La moyenne de la rémunération valorisée de M. Y est fixée à 2 312.05 euros et en conséquence il est fondé à réclamer la fixation des sommes suivantes au passif de la société SECUGARD :
— soit une indemnité compensatrice de préavis représentant deux mois de salaire soit 4 624.10 euros outre les congés payés afférents,
— une indemnité de licenciement soit la somme de 2 057.72 euros,
— la somme de 27 000 euros à titre de dommages intérêts pour licenciement sans cause réelle ni sérieuse.
Il sera déduit de ces sommes, celles perçues au moment de son licenciement soit 2 412.89 euros au titre du préavis et 1428.44 euros au titre de l’indemnité de licenciement.

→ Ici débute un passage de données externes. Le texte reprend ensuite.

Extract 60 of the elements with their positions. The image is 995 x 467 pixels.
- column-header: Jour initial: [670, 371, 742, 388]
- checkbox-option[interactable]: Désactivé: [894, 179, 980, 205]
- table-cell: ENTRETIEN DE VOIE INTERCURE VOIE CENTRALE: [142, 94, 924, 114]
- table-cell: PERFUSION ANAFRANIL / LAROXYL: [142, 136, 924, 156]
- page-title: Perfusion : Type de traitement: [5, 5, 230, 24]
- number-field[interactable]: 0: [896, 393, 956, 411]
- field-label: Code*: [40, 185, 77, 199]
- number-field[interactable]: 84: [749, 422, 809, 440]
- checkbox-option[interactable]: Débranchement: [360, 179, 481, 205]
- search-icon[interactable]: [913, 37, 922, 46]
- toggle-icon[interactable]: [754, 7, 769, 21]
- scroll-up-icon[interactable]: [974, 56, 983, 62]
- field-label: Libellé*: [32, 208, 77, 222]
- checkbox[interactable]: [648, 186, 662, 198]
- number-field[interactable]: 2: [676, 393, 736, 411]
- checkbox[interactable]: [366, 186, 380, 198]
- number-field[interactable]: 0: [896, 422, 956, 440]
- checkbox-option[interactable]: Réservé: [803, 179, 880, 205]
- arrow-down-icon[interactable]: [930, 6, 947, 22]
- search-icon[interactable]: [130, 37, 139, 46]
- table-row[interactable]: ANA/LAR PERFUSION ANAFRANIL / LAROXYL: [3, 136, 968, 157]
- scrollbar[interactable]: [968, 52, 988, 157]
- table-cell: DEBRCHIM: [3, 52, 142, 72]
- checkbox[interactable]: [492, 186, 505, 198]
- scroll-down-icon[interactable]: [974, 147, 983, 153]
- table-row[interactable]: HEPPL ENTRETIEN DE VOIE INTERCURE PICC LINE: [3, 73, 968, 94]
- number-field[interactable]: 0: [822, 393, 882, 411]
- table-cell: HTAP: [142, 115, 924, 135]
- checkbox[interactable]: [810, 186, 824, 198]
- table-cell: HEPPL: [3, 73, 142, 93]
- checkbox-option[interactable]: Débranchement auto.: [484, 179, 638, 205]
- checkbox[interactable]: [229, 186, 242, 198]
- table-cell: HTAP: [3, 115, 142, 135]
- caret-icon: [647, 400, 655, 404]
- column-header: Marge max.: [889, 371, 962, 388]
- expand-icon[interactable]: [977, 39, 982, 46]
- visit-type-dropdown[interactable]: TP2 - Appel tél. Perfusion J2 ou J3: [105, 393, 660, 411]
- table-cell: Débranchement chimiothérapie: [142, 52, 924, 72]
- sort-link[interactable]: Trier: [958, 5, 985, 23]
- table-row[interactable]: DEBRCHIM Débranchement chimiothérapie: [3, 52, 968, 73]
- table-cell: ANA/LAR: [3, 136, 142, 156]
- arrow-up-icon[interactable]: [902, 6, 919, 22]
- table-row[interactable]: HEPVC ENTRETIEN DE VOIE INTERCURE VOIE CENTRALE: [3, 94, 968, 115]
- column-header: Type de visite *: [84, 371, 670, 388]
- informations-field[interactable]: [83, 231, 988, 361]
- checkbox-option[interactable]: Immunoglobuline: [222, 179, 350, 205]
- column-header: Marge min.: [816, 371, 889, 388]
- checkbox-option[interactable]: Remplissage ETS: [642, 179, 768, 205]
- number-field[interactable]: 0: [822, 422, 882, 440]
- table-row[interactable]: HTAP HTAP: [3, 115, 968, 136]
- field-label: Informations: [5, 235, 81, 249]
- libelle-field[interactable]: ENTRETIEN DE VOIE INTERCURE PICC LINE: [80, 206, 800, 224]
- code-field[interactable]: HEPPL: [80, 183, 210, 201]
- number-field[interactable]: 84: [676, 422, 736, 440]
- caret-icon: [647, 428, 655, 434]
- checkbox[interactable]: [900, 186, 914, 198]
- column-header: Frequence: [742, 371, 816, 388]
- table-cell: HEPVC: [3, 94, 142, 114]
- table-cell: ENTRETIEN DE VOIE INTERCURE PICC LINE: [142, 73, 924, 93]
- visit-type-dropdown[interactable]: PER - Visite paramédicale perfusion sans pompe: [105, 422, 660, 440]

En application de l’article 700 du Code de procédure civile , il convient d’allouer à M. Y la somme de 1 000 euros.
PAR CES MOTIFS
LA COUR
statuant contradictoirement par mise à disposition au greffe, les parties en ayant été avisées dans les conditions prévues au deuxième alinéa de l’article 450 du code de procédure civile et après en avoir délibéré conformément à la loi,
Infirme le jugement déféré en toutes ses dispositions
Statuant à nouveau et ajoutant :
Fixe les créances de monsieur Y A au passif de la société SECUGARD aux sommes suivantes :
— 6 050.90 euros au titre des heures supplémentaires pour l’année 2011 outre 605.09 euros au titre des congés payés afférents
— 2 001.18 euros à titre de dommages intérêts pour perte de la contrepartie obligatoire en repos sur l’année 2011
— 4 543.26 euros au titre des heures supplémentaires pour l’année 2012 outre 454.33 euros au titre des congés payés afférents
— 1 281.43 euros à titre de dommages intérêts pour perte de la contrepartie obligatoire en repos sur l’année 2012
— 5 057.75 au titre des heures supplémentaires pour l’année 2013 outre 505.78 euros au titre des congés payés afférents
— 1 146.55 euros à titre de dommages intérêts pour perte de la contrepartie obligatoire en repos sur l’année 2013
— 845.13 euros au titre des heures supplémentaires pour l’année 2014 outre 84.51 euros au titre des congés payés afférents
— 1 771.11 euros au titre de rappel de salaire pour heures travaillées les jours fériés
— 1 77.11 euros au titre des congés payés afférents
— 590.37 euros au titre du rappel de salaire pour travail de nuit
— 59.04 euros au titre des congés payés afférents
— 567.68 euros au titre du rappel de salaire pour les heures travaillées le dimanche
— 56.77 euros au titre des congés payés afférents
— 13 500 euros à titre de dommages et intérêts sur le fondement de l’article L 8223-1 du code du travail
Prononce la résiliation du contrat de travail liant la société SECUGARD à monsieur Y aux torts de l’employeur en raison des manquements graves de ce dernier à ses obligations contractuelles
En conséquence, fixe les créances de monsieur Y au passif de la liquidation judiciaire de la société SECUGARD aux sommes de :
— 4 624.10 euros au titre de l’indemnité compensatrice de préavis outre les congés payés afférents de 462.41 euros
— 2 057.72 euros au titre d’une indemnité de licenciement
— 14 000 euros à titre de dommages intérêts pour licenciement sans cause réelle ni sérieuse
500 euros au titre de l’article 700 du Code de procédure civile outre les dépens alloués par le conseil de prud’hommes
Il sera déduit de ces sommes, celles perçues au moment de son licenciement soit 2 412.89 euros au titre du préavis et 1 428.88 euros au titre de l’indemnité de licenciement
Déclare le présent arrêt opposable aux AGS
Dit que les AGS garantiront le paiement des créances de monsieur Y A dans les termes prévus par la loi
Condamne Maître X, ès qualités de mandataire liquidateur de la société SECUGARD au paiement de la somme de 1000 euros en application de l’article 700 du Code de procédure civile
Condamne Maître X, ès qualités de mandataire liquidateur de la société SECUGARD aux dépens de l’instance d’appel.